Er sieht sich um. Jesus rettet Leben, Bill Gates zerstört Leben
, steht auf einem Plakat. Corona ist fake
, auf einem anderen. Keine Zwangsimpfung
, fordert ein Transparent, das von drei jungen Frauen getragen wird. Einige stadtbekannte Rechtsradikale verteilen Flugschriften.
Er sieht viele Wir-sind-das-Volk
-Plakate. Das geschmackloseste zeigt ein altes Foto einer schwarzen Frau in Ketten, die wahrscheinlich tatsächlich eine Sklavin ist. Ihr hat man einen Mundschutz aufgemalt. Ein gut genährter blonder Mann in einem roten Poloshirt hält es gut gelaunt in die Luft. Dengler fragt ihn, ob er auch glaube, dass das Coronavirus eine Erfindung sei.

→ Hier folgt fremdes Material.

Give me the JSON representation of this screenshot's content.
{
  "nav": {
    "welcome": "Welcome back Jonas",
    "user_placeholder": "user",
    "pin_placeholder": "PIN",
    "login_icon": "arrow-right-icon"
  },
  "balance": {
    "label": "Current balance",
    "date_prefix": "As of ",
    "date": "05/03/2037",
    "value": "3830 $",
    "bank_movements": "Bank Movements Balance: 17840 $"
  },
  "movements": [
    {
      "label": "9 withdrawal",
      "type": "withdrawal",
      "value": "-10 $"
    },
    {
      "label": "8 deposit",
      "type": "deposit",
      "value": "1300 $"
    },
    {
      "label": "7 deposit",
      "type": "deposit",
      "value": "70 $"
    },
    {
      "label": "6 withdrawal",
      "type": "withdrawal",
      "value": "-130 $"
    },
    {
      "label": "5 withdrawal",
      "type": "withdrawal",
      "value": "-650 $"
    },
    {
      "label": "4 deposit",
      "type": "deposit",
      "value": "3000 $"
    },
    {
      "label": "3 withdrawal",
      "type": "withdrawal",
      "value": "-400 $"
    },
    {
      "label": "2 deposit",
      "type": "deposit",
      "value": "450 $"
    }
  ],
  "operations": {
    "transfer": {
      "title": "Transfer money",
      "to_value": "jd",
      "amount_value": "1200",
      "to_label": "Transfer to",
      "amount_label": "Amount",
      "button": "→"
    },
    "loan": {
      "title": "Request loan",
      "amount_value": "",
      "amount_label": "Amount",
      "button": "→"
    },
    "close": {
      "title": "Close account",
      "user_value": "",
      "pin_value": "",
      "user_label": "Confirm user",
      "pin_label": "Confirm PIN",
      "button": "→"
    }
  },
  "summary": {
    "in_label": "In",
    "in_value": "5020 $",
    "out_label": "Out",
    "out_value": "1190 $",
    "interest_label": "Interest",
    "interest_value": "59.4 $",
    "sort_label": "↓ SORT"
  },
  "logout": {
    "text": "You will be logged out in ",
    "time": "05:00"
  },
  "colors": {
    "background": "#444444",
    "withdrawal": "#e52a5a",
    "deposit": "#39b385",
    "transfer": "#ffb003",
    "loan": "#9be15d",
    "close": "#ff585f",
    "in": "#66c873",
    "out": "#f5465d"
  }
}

»Klar«, sagt er. »Wie kann das denn sein, dass sich so etwas plötzlich weltweit verbreitet?«
»Flugzeuge?«, schlägt Dengler vor.
Der Mann beugt sich zu ihm vor. »Das ist ja nicht nur in Deutschland«, raunt er ihm ins Ohr. »Das ist weltweit.«
»Ich weiß.«
»Das geht nur, wenn da dran gedreht wurde.«
Er beugt sich näher zu ihm hin, aber Dengler geht ein paar Schritte zurück. Der Mann folgt ihm.
»Da gab es ein Treffen. In New York. Amerikanische Milliardäre. Der Gates war auch dabei. Am 18. Oktober 2001. Event 2001 hieß das Treffen. Da beschäftigten sie sich schon mit der Möglichkeit
einer Pandemie. Und jetzt ist sie da. Es kommt genauso, wie die das besprochen haben. Das sagt doch alles.«
»Die Tatsache, dass die Chefs großer Firmen sich über die Möglichkeit einer Pandemie unterhalten, beweist doch nicht, dass sie dann sogleich eine solche inszenieren. Es beweist überhaupt nichts, außer dass sie darüber geredet haben. Aus welchem Grund sollten sie denn eine Pandemie auslösen? Warum?«
Wieder kommt der Mann Denglers Ohr nahe, wieder weicht Dengler zurück, und wieder folgt der Mann.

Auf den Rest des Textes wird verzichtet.